Two HSE workers on “independent” inquiry team
Two of the four members of an “independent” investigation team set up to inquire into the Co Roscommon incest case are employed by the HSE.
Sentencing the mother-of-six last week to seven years in jail at Roscommon Circuit Court, Judge Miriam Reynolds said the children “were failed by everyone around them”.
She said she was concerned the former Western Health Board had been involved with the family since 1996, but the children had not been taken into care until 2004. She pointed out that the children had gone to school with head lice crawling down their faces.
Laverne McGuinness, the HSE’s national director of primary, continuing and community care, admitted some social workers have “very heavy case loads”, handling up to 80 cases at a time.
Speaking on Jan 24, after the HSE announced what it termed an independent investigation into the management of the case from a care perspective, Ms McGuinness said:
"There is no doubt that these children have been let down badly by society. We - and all agencies - have to openly and honestly look at, with our current knowledge, what we did, examine the part we played and learn from that.
"We need to make sure that we do everything we can to ensure, in as much as is possible, that no other child has to face such an unspeakable tragedy ever again,” Ms McGuinness said in a statement.
She told RTÉ’s This Week that the inquiry would establish the things the health services did well, in addition to “what did we not do, how were we wrong, and where are the things that we should have done better”.
But Fine Gael and Labour questioned the independence of the investigation, while Alan Shatter, Fine Gael’s spokesman on children, said the make-up of the inquiry team made a mockery of the term independent.
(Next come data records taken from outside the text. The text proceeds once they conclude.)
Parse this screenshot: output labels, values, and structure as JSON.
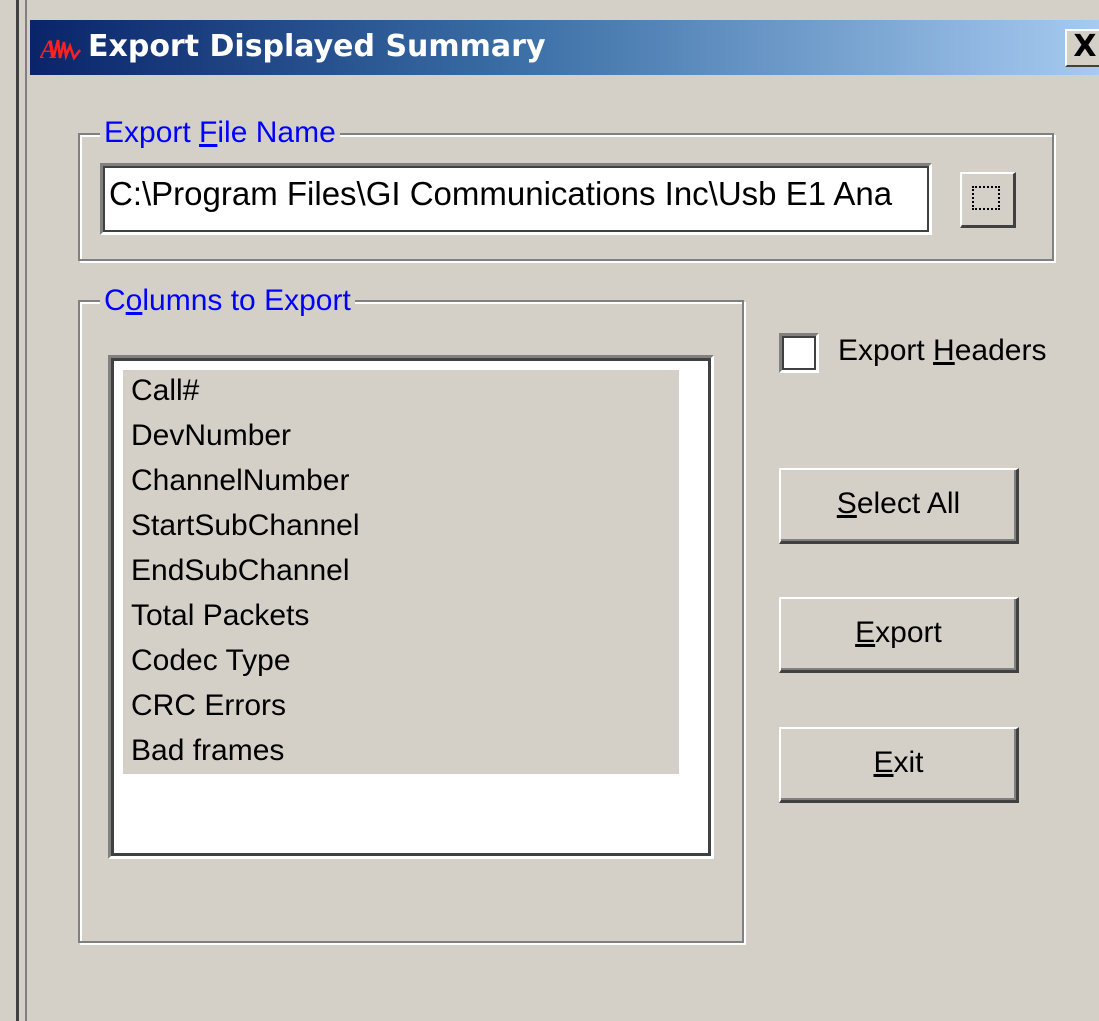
{
  "window": {
    "title": "Export Displayed Summary",
    "logo_icon": "app-logo-icon",
    "close_label": "X"
  },
  "export_file": {
    "legend_prefix": "Export ",
    "legend_accel": "F",
    "legend_suffix": "ile Name",
    "value": "C:\\Program Files\\GI Communications Inc\\Usb E1 Ana",
    "browse_icon": "browse-icon"
  },
  "columns": {
    "legend_prefix": "C",
    "legend_accel": "o",
    "legend_suffix": "lumns to Export",
    "items": [
      "Call#",
      "DevNumber",
      "ChannelNumber",
      "StartSubChannel",
      "EndSubChannel",
      "Total Packets",
      "Codec Type",
      "CRC Errors",
      "Bad frames"
    ]
  },
  "export_headers": {
    "prefix": "Export ",
    "accel": "H",
    "suffix": "eaders",
    "checked": false
  },
  "buttons": {
    "select_all": {
      "accel": "S",
      "rest": "elect All"
    },
    "export": {
      "accel": "E",
      "rest": "xport"
    },
    "exit": {
      "accel": "E",
      "rest": "xit"
    }
  },
  "colors": {
    "title_gradient_start": "#0a246a",
    "title_gradient_end": "#a6caf0",
    "legend_text": "#0000ff",
    "face": "#d4d0c8"
  }
}
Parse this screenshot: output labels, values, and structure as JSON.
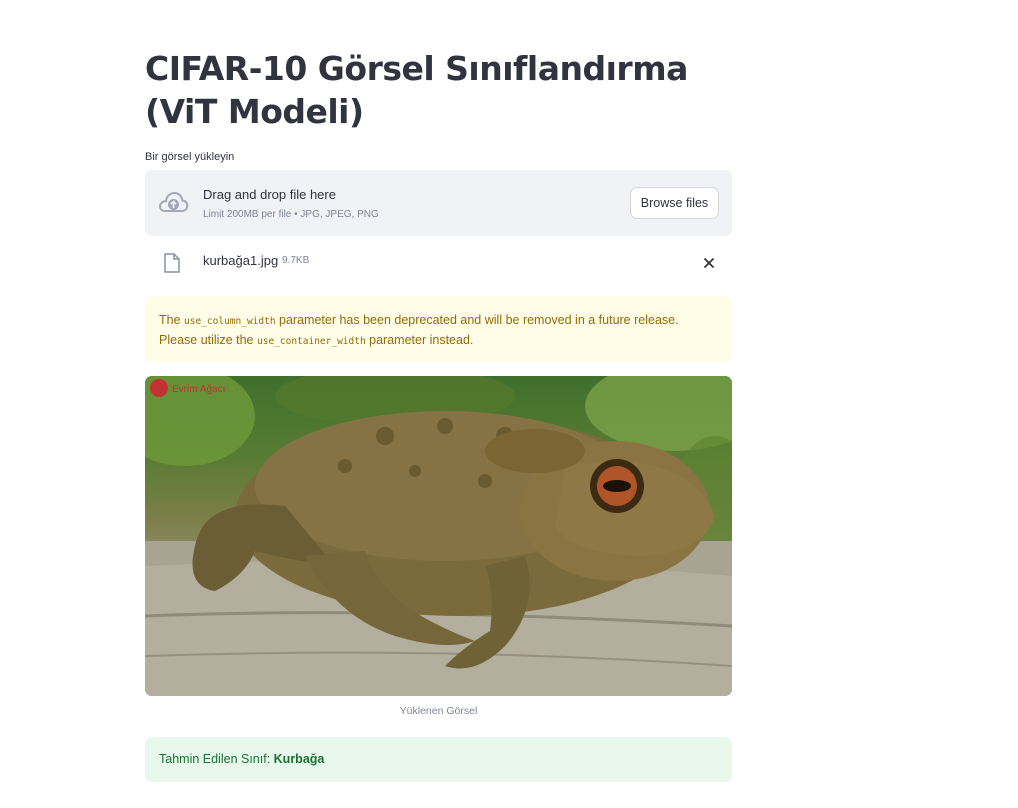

He said its terms of reference were also “too narrow, grossly inadequate and tantamount to a cover-up”.
Labour’s health spokeswoman Jan O’Sullivan also said that if the inquiry were to be truly independent it should not have people from the HSE on it.
However, the HSE said in a statement that it was fully satisfied as to the integrity and independence of the investigation team. Their combined backgrounds “provided a significant legal and social work/childcare dimension”.
Members of the inquiry team are:
- Chairperson Norah Gibbons, Barnardos’ director of advocacy,
- Leonie Lunney, former CEO of Comhairle,
- Paul Harrison, national childcare specialist with the HSE
- Gerry O’Neill, a HSE national manager with specialist childcare responsibility.